Beijing shutters schools for migrant kids

Authorities crack down on many of the schools, which operate outside the public system and whose quality varies.

Standing in the ruins of the school he founded seven years ago to educate the children of Beijing's migrant workforce, Wang Yi seems at a loss for words. His feet crunch on pulverized concrete and nuggets of red brick, and the midday sun glints off a blue-tiled base where a flagpole once stood.

As principal of the New Millennium school, Mr. Wang oversaw the teaching of 430 gradeschoolers until the closure order came in July. Two months later, a demolition crew moved in. Wang still runs a kindergarten nearby, but is worried that it, too, could be shuttered amid a crackdown on unregistered schools in Beijing.

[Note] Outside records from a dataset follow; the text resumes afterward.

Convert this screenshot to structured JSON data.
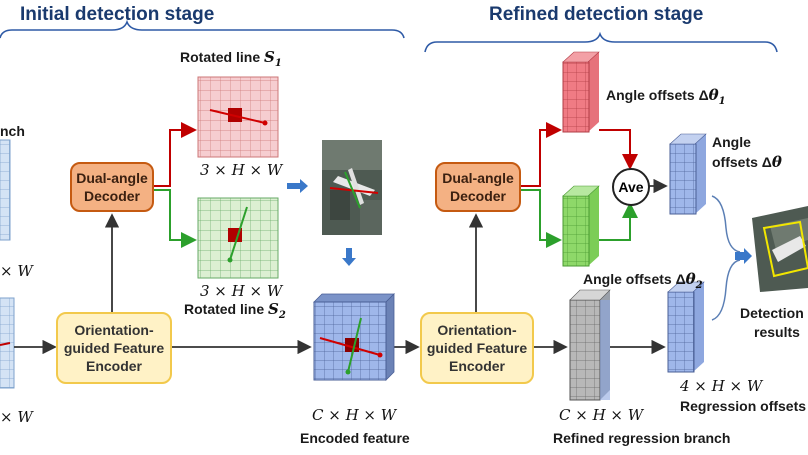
{
  "stages": {
    "initial_title": "Initial detection stage",
    "refined_title": "Refined detection stage"
  },
  "left_partial": {
    "branch_fragment": "nch",
    "dim_top": "× W",
    "dim_bottom": "× W"
  },
  "initial": {
    "decoder_line1": "Dual-angle",
    "decoder_line2": "Decoder",
    "encoder_line1": "Orientation-",
    "encoder_line2": "guided Feature",
    "encoder_line3": "Encoder",
    "rot1_label_text": "Rotated line",
    "rot1_label_sym": "S",
    "rot1_label_sub": "1",
    "rot1_dims": "3 × H × W",
    "rot2_dims": "3 × H × W",
    "rot2_label_text": "Rotated line",
    "rot2_label_sym": "S",
    "rot2_label_sub": "2",
    "encoded_dims": "C × H × W",
    "encoded_label": "Encoded feature"
  },
  "refined": {
    "decoder_line1": "Dual-angle",
    "decoder_line2": "Decoder",
    "encoder_line1": "Orientation-",
    "encoder_line2": "guided Feature",
    "encoder_line3": "Encoder",
    "angle1_text": "Angle offsets Δ",
    "angle1_sym": "θ",
    "angle1_sub": "1",
    "angle2_text": "Angle offsets Δ",
    "angle2_sym": "θ",
    "angle2_sub": "2",
    "ave": "Ave",
    "angle_line1": "Angle",
    "angle_line2_text": "offsets Δ",
    "angle_line2_sym": "θ",
    "detection_line1": "Detection",
    "detection_line2": "results",
    "reg_dims": "4 × H × W",
    "reg_label": "Regression offsets",
    "branch_dims": "C × H × W",
    "branch_label": "Refined regression branch"
  },
  "colors": {
    "title_blue": "#1a3a6e",
    "red_arrow": "#c00000",
    "green_arrow": "#2ca02c",
    "blue_arrow": "#3a78c9",
    "decoder_fill": "#f4b183",
    "encoder_fill": "#fff2c6"
  }
}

"If they close us down, the children have nowhere to go," he says.

This refrain is echoing across the grittier parts of China's capital, where millions of migrants have come in recent decades. Their labor sustains the vast construction that is transforming the city for the 2008 Olympics. But as nonresidents, they are denied access to services, including free education.

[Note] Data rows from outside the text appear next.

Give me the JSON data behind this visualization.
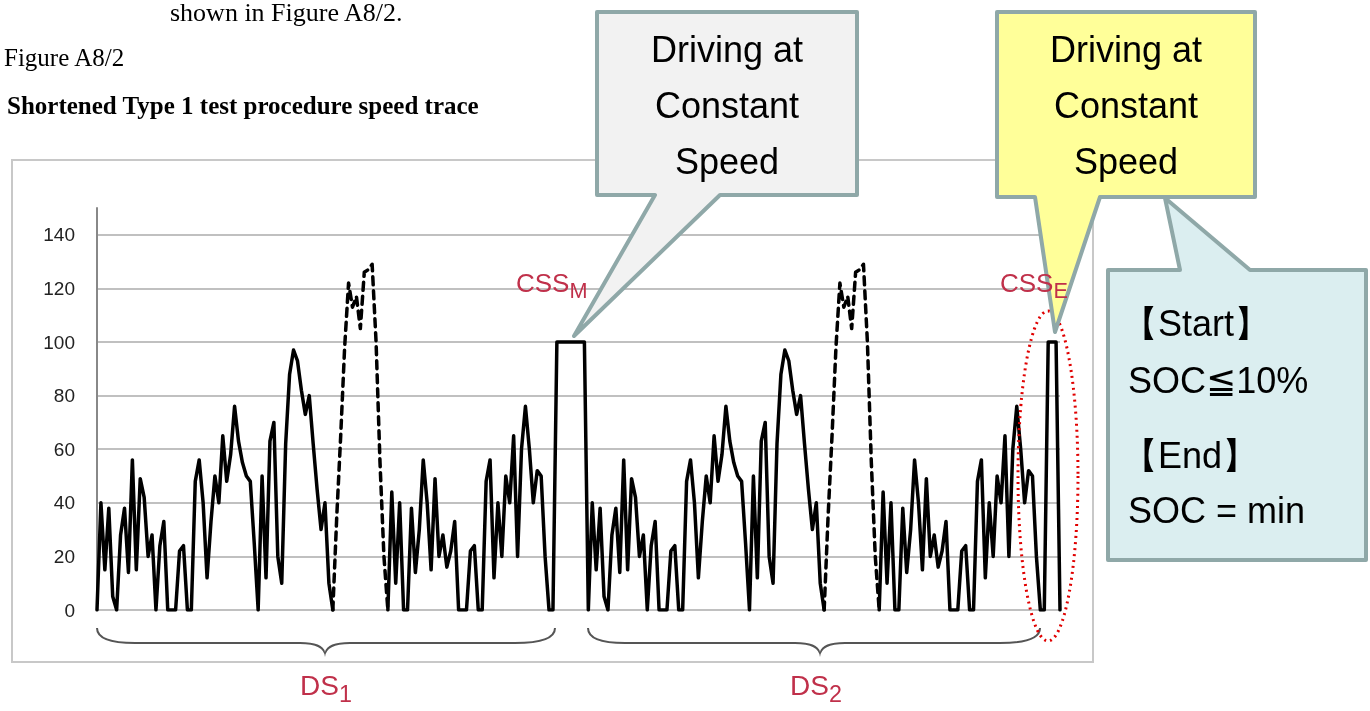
{
  "chart_data": {
    "type": "line",
    "title": "Shortened Type 1 test procedure speed trace",
    "annotations": [
      "shown in Figure A8/2.",
      "Figure A8/2",
      "Driving at Constant Speed",
      "Driving at Constant Speed",
      "【Start】",
      "SOC≦10%",
      "【End】",
      "SOC = min",
      "CSS$_{M}$",
      "CSS$_{E}$",
      "DS$_{1}$",
      "DS$_{2}$"
    ],
    "categories": [
      null,
      null,
      null,
      null,
      null,
      null,
      null,
      null,
      null,
      null,
      null,
      null,
      null,
      null,
      null,
      null,
      null,
      null,
      null,
      null,
      null,
      null,
      null,
      null,
      null,
      null,
      null,
      null,
      null,
      null,
      null,
      null,
      null,
      null,
      null,
      null,
      null,
      null,
      null,
      null,
      null,
      null,
      null,
      null,
      null,
      null,
      null,
      null,
      null,
      null,
      null,
      null,
      null,
      null,
      null,
      null,
      null,
      null,
      null,
      null,
      null,
      null,
      null,
      null,
      null,
      null,
      null,
      null,
      null,
      null,
      null,
      null,
      null,
      null,
      null,
      null,
      null,
      null,
      null,
      null,
      null,
      null,
      null,
      null,
      null,
      null,
      null,
      null,
      null,
      null,
      null,
      null,
      null,
      null,
      null,
      null,
      null,
      null,
      null,
      null,
      null,
      null,
      null,
      null,
      null,
      null,
      null,
      null,
      null,
      null,
      null,
      null,
      null,
      null,
      null,
      null,
      null,
      null,
      null,
      null,
      null,
      null,
      null,
      null,
      null,
      null,
      null,
      null,
      null,
      null,
      null,
      null,
      null,
      null,
      null,
      null,
      null,
      null,
      null,
      null,
      null,
      null,
      null,
      null,
      null,
      null,
      null,
      null,
      null,
      null,
      null,
      null,
      null,
      null,
      null,
      null,
      null,
      null,
      null,
      null,
      null,
      null,
      null,
      null,
      null,
      null,
      null,
      null,
      null,
      null,
      null,
      null,
      null,
      null,
      null,
      null,
      null,
      null,
      null,
      null,
      null,
      null,
      null,
      null,
      null,
      null,
      null,
      null,
      null,
      null,
      null,
      null,
      null,
      null,
      null,
      null,
      null,
      null,
      null,
      null,
      null,
      null,
      null,
      null,
      null,
      null,
      null,
      null,
      null,
      null,
      null,
      null,
      null,
      null,
      null,
      null,
      null,
      null,
      null,
      null,
      null,
      null,
      null,
      null,
      null,
      null,
      null,
      null,
      null,
      null,
      null,
      null,
      null,
      null,
      null,
      null,
      null,
      null,
      null,
      null,
      null,
      null,
      null,
      null,
      null,
      null
    ],
    "series": [
      {
        "color": "#000000",
        "values": [
          0,
          40,
          15,
          38,
          5,
          0,
          28,
          38,
          14,
          56,
          15,
          49,
          42,
          20,
          28,
          0,
          24,
          33,
          0,
          0,
          0,
          22,
          24,
          0,
          0,
          48,
          56,
          40,
          12,
          33,
          50,
          40,
          65,
          48,
          58,
          76,
          63,
          55,
          50,
          48,
          25,
          0,
          50,
          12,
          63,
          70,
          20,
          10,
          62,
          88,
          97,
          93,
          82,
          73,
          80,
          62,
          45,
          30,
          40,
          10,
          0,
          null,
          null,
          null,
          null,
          null,
          null,
          null,
          null,
          null,
          null,
          null,
          null,
          null,
          0,
          44,
          10,
          40,
          0,
          0,
          38,
          14,
          30,
          56,
          40,
          15,
          49,
          20,
          28,
          16,
          22,
          33,
          0,
          0,
          0,
          22,
          24,
          0,
          0,
          48,
          56,
          12,
          40,
          20,
          50,
          40,
          65,
          20,
          60,
          76,
          60,
          40,
          52,
          50,
          20,
          0,
          0,
          100,
          100,
          100,
          100,
          100,
          100,
          100,
          100,
          0,
          40,
          15,
          38,
          5,
          0,
          28,
          38,
          14,
          56,
          15,
          49,
          42,
          20,
          28,
          0,
          24,
          33,
          0,
          0,
          0,
          22,
          24,
          0,
          0,
          48,
          56,
          40,
          12,
          33,
          50,
          40,
          65,
          48,
          58,
          76,
          63,
          55,
          50,
          48,
          25,
          0,
          50,
          12,
          63,
          70,
          20,
          10,
          62,
          88,
          97,
          93,
          82,
          73,
          80,
          62,
          45,
          30,
          40,
          10,
          0,
          null,
          null,
          null,
          null,
          null,
          null,
          null,
          null,
          null,
          null,
          null,
          null,
          null,
          0,
          44,
          10,
          40,
          0,
          0,
          38,
          14,
          30,
          56,
          40,
          15,
          49,
          20,
          28,
          16,
          22,
          33,
          0,
          0,
          0,
          22,
          24,
          0,
          0,
          48,
          56,
          12,
          40,
          20,
          50,
          40,
          65,
          20,
          60,
          76,
          60,
          40,
          52,
          50,
          20,
          0,
          0,
          100,
          100,
          100,
          0
        ]
      },
      {
        "color": "#000000",
        "line_style": "dashed",
        "values": [
          null,
          null,
          null,
          null,
          null,
          null,
          null,
          null,
          null,
          null,
          null,
          null,
          null,
          null,
          null,
          null,
          null,
          null,
          null,
          null,
          null,
          null,
          null,
          null,
          null,
          null,
          null,
          null,
          null,
          null,
          null,
          null,
          null,
          null,
          null,
          null,
          null,
          null,
          null,
          null,
          null,
          null,
          null,
          null,
          null,
          null,
          null,
          null,
          null,
          null,
          null,
          null,
          null,
          null,
          null,
          null,
          null,
          null,
          null,
          null,
          0,
          35,
          65,
          98,
          122,
          113,
          117,
          105,
          126,
          127,
          129,
          100,
          55,
          20,
          0,
          null,
          null,
          null,
          null,
          null,
          null,
          null,
          null,
          null,
          null,
          null,
          null,
          null,
          null,
          null,
          null,
          null,
          null,
          null,
          null,
          null,
          null,
          null,
          null,
          null,
          null,
          null,
          null,
          null,
          null,
          null,
          null,
          null,
          null,
          null,
          null,
          null,
          null,
          null,
          null,
          null,
          null,
          null,
          null,
          null,
          null,
          null,
          null,
          null,
          null,
          null,
          null,
          null,
          null,
          null,
          null,
          null,
          null,
          null,
          null,
          null,
          null,
          null,
          null,
          null,
          null,
          null,
          null,
          null,
          null,
          null,
          null,
          null,
          null,
          null,
          null,
          null,
          null,
          null,
          null,
          null,
          null,
          null,
          null,
          null,
          null,
          null,
          null,
          null,
          null,
          null,
          null,
          null,
          null,
          null,
          null,
          null,
          null,
          null,
          null,
          null,
          null,
          null,
          null,
          null,
          null,
          null,
          null,
          null,
          null,
          0,
          35,
          65,
          98,
          122,
          113,
          117,
          105,
          126,
          127,
          129,
          100,
          55,
          20,
          0,
          null,
          null,
          null,
          null,
          null,
          null,
          null,
          null,
          null,
          null,
          null,
          null,
          null,
          null,
          null,
          null,
          null,
          null,
          null,
          null,
          null,
          null,
          null,
          null,
          null,
          null,
          null,
          null,
          null,
          null,
          null,
          null,
          null,
          null,
          null,
          null,
          null,
          null,
          null,
          null,
          null,
          null,
          null,
          null,
          null,
          null
        ]
      }
    ],
    "ylim": [
      0,
      150
    ],
    "yticks": [
      0,
      20,
      40,
      60,
      80,
      100,
      120,
      140
    ],
    "grid": "y",
    "tick_labels": "y",
    "line_style": "solid"
  }
}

Hundreds of private schools have sprung up in migrant communities, flourishing in the shadow of the public school system. In recent months, though, a wave of closures has left parents struggling to find new places. The timing of the move has angered educators, divided families, and sparked accusations that Beijing wants to deter migrants from staying through the Olympics as part of an image makeover.

Authorities deny that the closures are linked to the Olympics or that migrants could face expulsion in 2008, as a state-run newspaper recently reported. This report "has no basis in fact," Zhou Jidong, head of Beijing's legal department, said Sept. 27. "The rights of migrant workers should be protected. It's important to recognize their contribution to Beijing."

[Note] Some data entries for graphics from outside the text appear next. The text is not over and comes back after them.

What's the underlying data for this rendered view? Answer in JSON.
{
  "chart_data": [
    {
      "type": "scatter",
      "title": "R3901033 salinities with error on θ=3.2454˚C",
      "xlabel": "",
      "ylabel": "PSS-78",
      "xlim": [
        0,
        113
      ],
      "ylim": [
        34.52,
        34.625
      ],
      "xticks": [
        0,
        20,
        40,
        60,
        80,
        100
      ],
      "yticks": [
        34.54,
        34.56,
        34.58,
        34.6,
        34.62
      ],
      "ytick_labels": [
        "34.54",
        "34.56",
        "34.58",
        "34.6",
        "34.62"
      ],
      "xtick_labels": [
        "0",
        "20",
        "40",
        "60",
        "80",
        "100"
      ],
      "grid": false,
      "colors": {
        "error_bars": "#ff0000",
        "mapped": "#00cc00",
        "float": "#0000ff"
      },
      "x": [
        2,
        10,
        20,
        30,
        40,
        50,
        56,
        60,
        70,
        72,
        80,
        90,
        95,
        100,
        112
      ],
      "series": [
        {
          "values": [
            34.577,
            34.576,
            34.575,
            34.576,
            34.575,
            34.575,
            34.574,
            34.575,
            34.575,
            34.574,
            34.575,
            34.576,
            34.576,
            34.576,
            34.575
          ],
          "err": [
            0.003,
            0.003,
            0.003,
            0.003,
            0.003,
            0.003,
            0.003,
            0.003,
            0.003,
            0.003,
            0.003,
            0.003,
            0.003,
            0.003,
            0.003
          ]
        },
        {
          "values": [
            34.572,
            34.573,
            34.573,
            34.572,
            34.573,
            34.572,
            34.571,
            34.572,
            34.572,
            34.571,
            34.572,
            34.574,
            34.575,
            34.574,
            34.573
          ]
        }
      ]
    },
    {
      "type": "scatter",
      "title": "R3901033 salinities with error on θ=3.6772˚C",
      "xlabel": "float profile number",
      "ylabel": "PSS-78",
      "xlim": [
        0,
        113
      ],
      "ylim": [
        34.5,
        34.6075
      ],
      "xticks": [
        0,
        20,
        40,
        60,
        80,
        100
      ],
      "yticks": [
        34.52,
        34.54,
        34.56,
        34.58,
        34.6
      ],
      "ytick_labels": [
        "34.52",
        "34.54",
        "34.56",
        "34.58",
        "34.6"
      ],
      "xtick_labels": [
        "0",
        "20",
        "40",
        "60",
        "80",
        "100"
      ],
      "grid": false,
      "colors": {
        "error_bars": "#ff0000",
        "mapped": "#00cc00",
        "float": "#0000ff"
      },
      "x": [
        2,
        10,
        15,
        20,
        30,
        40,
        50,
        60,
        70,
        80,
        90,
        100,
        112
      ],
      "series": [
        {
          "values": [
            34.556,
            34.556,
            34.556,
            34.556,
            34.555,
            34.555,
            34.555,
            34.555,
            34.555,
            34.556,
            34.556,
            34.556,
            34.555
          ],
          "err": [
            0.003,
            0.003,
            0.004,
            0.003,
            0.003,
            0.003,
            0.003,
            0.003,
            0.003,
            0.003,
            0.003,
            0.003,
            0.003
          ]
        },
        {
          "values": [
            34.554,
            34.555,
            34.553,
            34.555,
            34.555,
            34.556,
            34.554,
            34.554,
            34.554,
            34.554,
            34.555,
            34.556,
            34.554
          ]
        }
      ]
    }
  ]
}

The row is a reminder of the scrutiny that Beijing will face as it prepares to stage an Olympics that it hopes will cement its rising global status, while giving critics a platform to snipe at its human rights record.

Education officials point out that the shuttered schools were unsafe, unregistered, and substandard, and say that students can transfer to public schools and registered private schools. Extra government funding will be made available to absorb the overflow and improve standards in other private schools for migrants, say officials.

It's unclear how many schools have closed. In July, municipal authorities issued a notice to close 239 unregistered schools by Sept. 30, but educators say some have since been reprieved. Human Rights Watch estimates that some 50 schools were closed recently, and condemned the crackdown.

China mandates nine years of compulsory education for all school-age children, normally in locally run public schools. Until 1998, Beijing refused to enroll nonresidents in public schools, fueling the spread of private schools in migrant communities on the edge of the sprawling city.

Today, some two-thirds of Beijing's 300,000-400,000 migrant-worker children are said to attend public schools, which levy extra fees on nonresidents.

The other third attend private schools that vary widely in quality, says Yang Dongping, a professor at the Beijing Institute of Technology. Some of the better ones are registered and receive government grants. Others fall short. "There should be a long-term plan of how to manage these schools, as Beijing needs them. The government can't provide education services to all the migrant kids that want them," he says.

On the playground at Beijing Mingyuan, a grade and middle school founded in 1995, rows of migrant students twirled and sang last week to nationalist anthems to celebrate Oct. 1, national day. The hubbub rose to the windowless office of principal Jia Nam. In July, he was told that 37 of the 39 private schools in his district faced closure, including his own.

When classes resumed in August after vacation, Mr. Jia informed parents of the order, and asked if any wanted to withdraw their children. Sixty did, leaving behind a student body of 467. The next month, he heard that his school had been given a temporary reprieve to stay open, though it was judged below par.

"Strictly speaking, we don't meet the standards laid down by the education department. We can't meet them. This is the best we can do," he says.

Educators say putting these schools on a legal footing is difficult, as they need deep pockets to register. Some say that regulators refuse to grant permits.

Nor does everyone agree that underperformers are being cut. One principal, who requested anonymity, said his school won a district prize for essay writing two years ago but was recently forced to close. "This is definitely because of the Olympics," he says.

Some students at Wang's demolished school have gone back to hometowns, while others have transferred to public schools or other private schools. Hu Qingju, a migrant from Sichuan Province who opened a restaurant with her chef-husband, decided to send her fifth-grade son to live with his grandparents. Her first-grader has switched to the kindergarten that is still open.

Ms. Hu has few illusions about her children's rights to school in Beiijng, though she has lived there since 1992. "[W]e're migrant workers. We can't determine anything. If our children can't go to school here, they just have to go back home," she says.